Weltklimakonferenz in Polen: "Ein Scheitern wird hinausgezögert“

Am Montag beginnt in Kattowitz die Weltklimakonferenz. Klimaforscher Oliver Geden über ehrgeizige Emissionsziele und den US-Ausstieg aus dem Klimaabkommen.

Herr Geden, Anfang Oktober hat der Weltklimarat (IPCC) seinen Sonderbericht vorgelegt. Eine Begrenzung der zusätzlichen Erderwärmung auf 1,5 Grad sei noch möglich, heißt es darin. Wie realistisch ist diese Einschätzung?

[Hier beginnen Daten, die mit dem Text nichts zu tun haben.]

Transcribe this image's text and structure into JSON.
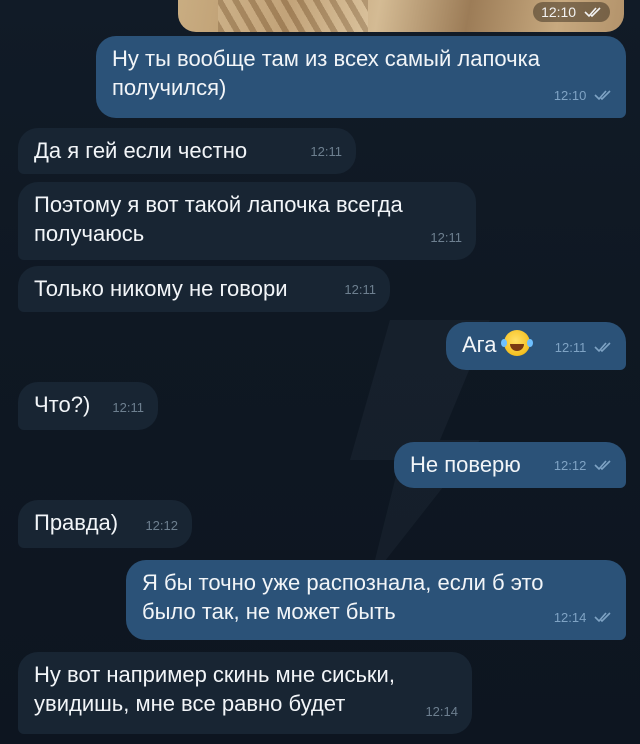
{
  "photo": {
    "time": "12:10"
  },
  "messages": [
    {
      "id": "m1",
      "dir": "out",
      "lines": [
        "Ну ты вообще там из всех самый лапочка",
        "получился)"
      ],
      "time": "12:10",
      "read": true
    },
    {
      "id": "m2",
      "dir": "in",
      "lines": [
        "Да я гей если честно"
      ],
      "time": "12:11"
    },
    {
      "id": "m3",
      "dir": "in",
      "lines": [
        "Поэтому я вот такой лапочка всегда",
        "получаюсь"
      ],
      "time": "12:11"
    },
    {
      "id": "m4",
      "dir": "in",
      "lines": [
        "Только никому не говори"
      ],
      "time": "12:11"
    },
    {
      "id": "m5",
      "dir": "out",
      "lines": [
        "Ага"
      ],
      "emoji": "face-with-tears-of-joy",
      "time": "12:11",
      "read": true
    },
    {
      "id": "m6",
      "dir": "in",
      "lines": [
        "Что?)"
      ],
      "time": "12:11"
    },
    {
      "id": "m7",
      "dir": "out",
      "lines": [
        "Не поверю"
      ],
      "time": "12:12",
      "read": true
    },
    {
      "id": "m8",
      "dir": "in",
      "lines": [
        "Правда)"
      ],
      "time": "12:12"
    },
    {
      "id": "m9",
      "dir": "out",
      "lines": [
        "Я бы точно уже распознала, если б это",
        "было так, не может быть"
      ],
      "time": "12:14",
      "read": true
    },
    {
      "id": "m10",
      "dir": "in",
      "lines": [
        "Ну вот например скинь мне сиськи,",
        "увидишь, мне все равно будет"
      ],
      "time": "12:14"
    }
  ],
  "icons": {
    "read_receipt": "double-check-icon",
    "emoji": "face-with-tears-of-joy"
  }
}
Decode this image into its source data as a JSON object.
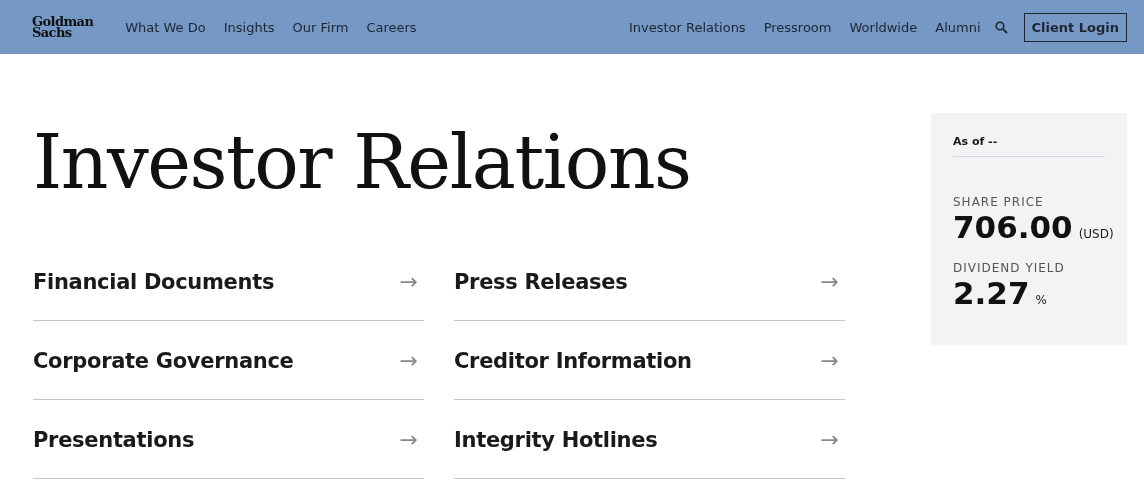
{
  "header": {
    "logo": [
      "Goldman",
      "Sachs"
    ],
    "nav_left": [
      "What We Do",
      "Insights",
      "Our Firm",
      "Careers"
    ],
    "nav_right": [
      "Investor Relations",
      "Pressroom",
      "Worldwide",
      "Alumni"
    ],
    "login_button": "Client Login"
  },
  "title": "Investor Relations",
  "links": [
    {
      "label": "Financial Documents",
      "arrow": "→"
    },
    {
      "label": "Press Releases",
      "arrow": "→"
    },
    {
      "label": "Corporate Governance",
      "arrow": "→"
    },
    {
      "label": "Creditor Information",
      "arrow": "→"
    },
    {
      "label": "Presentations",
      "arrow": "→"
    },
    {
      "label": "Integrity Hotlines",
      "arrow": "→"
    }
  ],
  "stock": {
    "as_of": "As of --",
    "share_price_label": "SHARE PRICE",
    "share_price": "706.00",
    "share_price_unit": "(USD)",
    "yield_label": "DIVIDEND YIELD",
    "yield": "2.27",
    "yield_unit": "%"
  }
}
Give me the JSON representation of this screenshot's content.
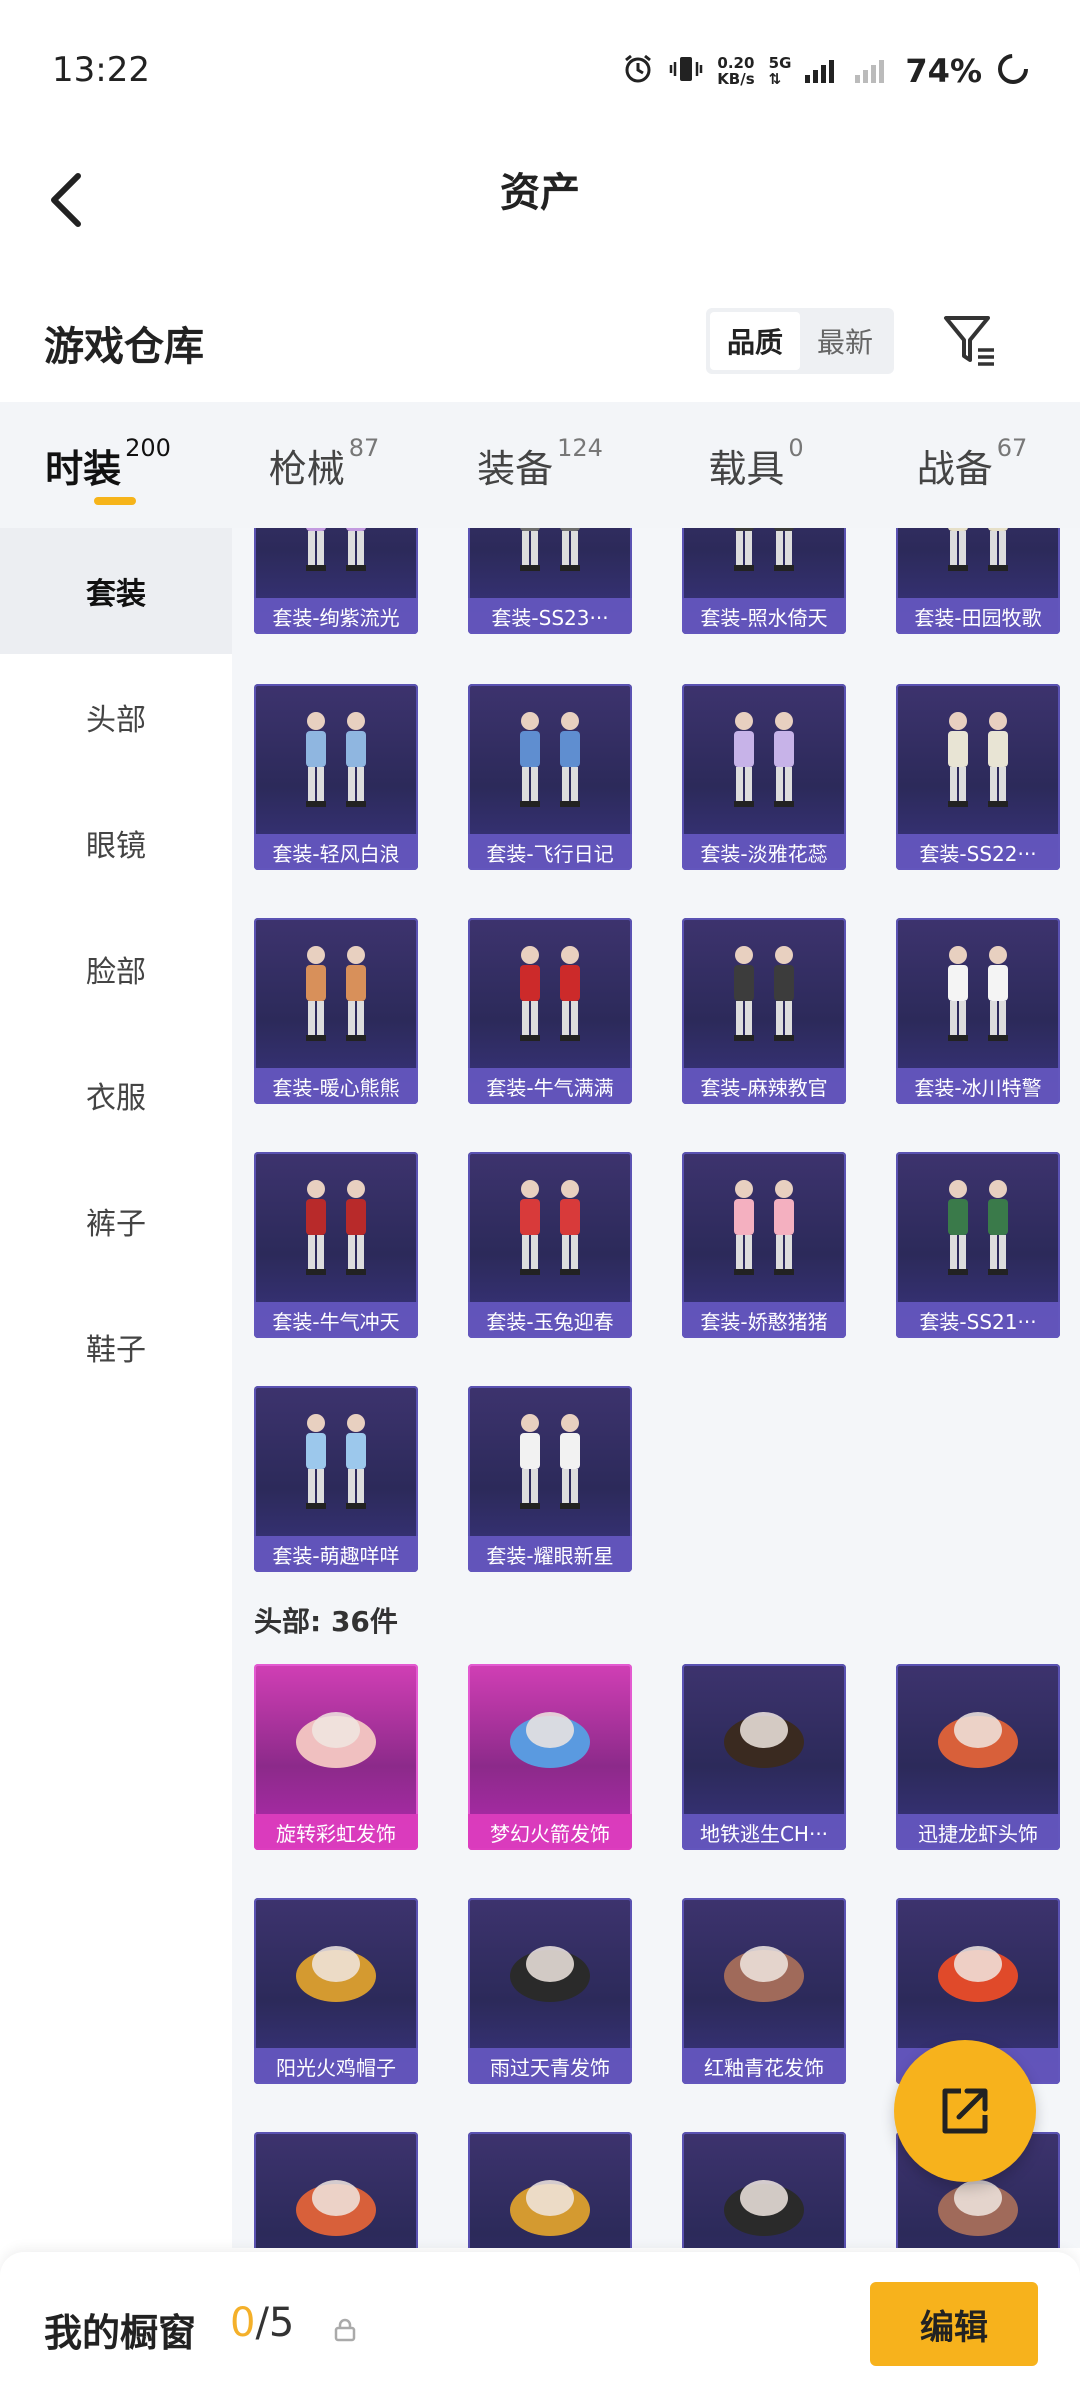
{
  "status_bar": {
    "time": "13:22",
    "speed_value": "0.20",
    "speed_unit": "KB/s",
    "network": "5G",
    "battery": "74%"
  },
  "header": {
    "title": "资产"
  },
  "warehouse": {
    "title": "游戏仓库",
    "sort_options": [
      "品质",
      "最新"
    ],
    "sort_active": "品质"
  },
  "category_tabs": [
    {
      "label": "时装",
      "count": "200",
      "active": true
    },
    {
      "label": "枪械",
      "count": "87"
    },
    {
      "label": "装备",
      "count": "124"
    },
    {
      "label": "载具",
      "count": "0"
    },
    {
      "label": "战备",
      "count": "67"
    }
  ],
  "sidebar": [
    {
      "label": "套装",
      "active": true
    },
    {
      "label": "头部"
    },
    {
      "label": "眼镜"
    },
    {
      "label": "脸部"
    },
    {
      "label": "衣服"
    },
    {
      "label": "裤子"
    },
    {
      "label": "鞋子"
    }
  ],
  "suits": [
    "套装-绚紫流光",
    "套装-SS23···",
    "套装-照水倚天",
    "套装-田园牧歌",
    "套装-轻风白浪",
    "套装-飞行日记",
    "套装-淡雅花蕊",
    "套装-SS22···",
    "套装-暖心熊熊",
    "套装-牛气满满",
    "套装-麻辣教官",
    "套装-冰川特警",
    "套装-牛气冲天",
    "套装-玉兔迎春",
    "套装-娇憨猪猪",
    "套装-SS21···",
    "套装-萌趣咩咩",
    "套装-耀眼新星"
  ],
  "head_section": {
    "label": "头部: 36件"
  },
  "head_items": [
    {
      "name": "旋转彩虹发饰",
      "rarity": "pink"
    },
    {
      "name": "梦幻火箭发饰",
      "rarity": "pink"
    },
    {
      "name": "地铁逃生CH···",
      "rarity": "purple"
    },
    {
      "name": "迅捷龙虾头饰",
      "rarity": "purple"
    },
    {
      "name": "阳光火鸡帽子",
      "rarity": "purple"
    },
    {
      "name": "雨过天青发饰",
      "rarity": "purple"
    },
    {
      "name": "红釉青花发饰",
      "rarity": "purple"
    },
    {
      "name": "饰",
      "rarity": "purple"
    }
  ],
  "bottom_bar": {
    "label": "我的橱窗",
    "count_current": "0",
    "count_total": "/5",
    "edit_label": "编辑"
  },
  "colors": {
    "accent": "#f7b21c",
    "card_purple": "#3d336e",
    "card_pink": "#d13fb5"
  }
}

Es ist absolut unrealistisch, dass wir die im Bericht genannten Voraussetzungen einhalten. Der weltweite Kohlendioxidausstoß müsste bis 2050 bei null liegen. Das ist derzeit noch vorstellbar – weil so viel Zeit verbleibt. Eine Halbierung der Emissionen bis 2030 halte ich dagegen nicht für plausibel. Das hat hierzulande auch noch niemand gefordert, nicht einmal die Umweltverbände.

Der Bericht räumte überraschend ein zusätzliches CO2-Budget ein, das bis zum Erreichen der 1,5 Grad-Grenze genutzt werden könnte.

Es verschafft der Politik ein wenig Luft. Die Uhr steht wie immer auf fünf vor zwölf, ein Scheitern wird hinausgezögert. Aber wenn wir weiter so emittieren, ist das Budget selbst mit diesen zusätzlichen 300 Gigatonnen in zehn Jahren aufgebraucht, anstatt bereits 2020. Wenn man vom derzeitigen Ausstoß linear Richtung Null geht, bliebe noch bis zum Jahr 2050 Zeit. Die Industrieländer müssten die Emissionen noch schneller senken. Doch der Trend geht in die Gegenrichtung. 2018 werden die Emissionen vermutlich steigen.

Auf der Weltklimakonferenz von Paris hat die Staatengemeinschaft 2015 beschlossen, „Anstrengungen“ zu unternehmen, das 1,5-Grad-Ziel zu erreichen. Was wurde seither unternommen?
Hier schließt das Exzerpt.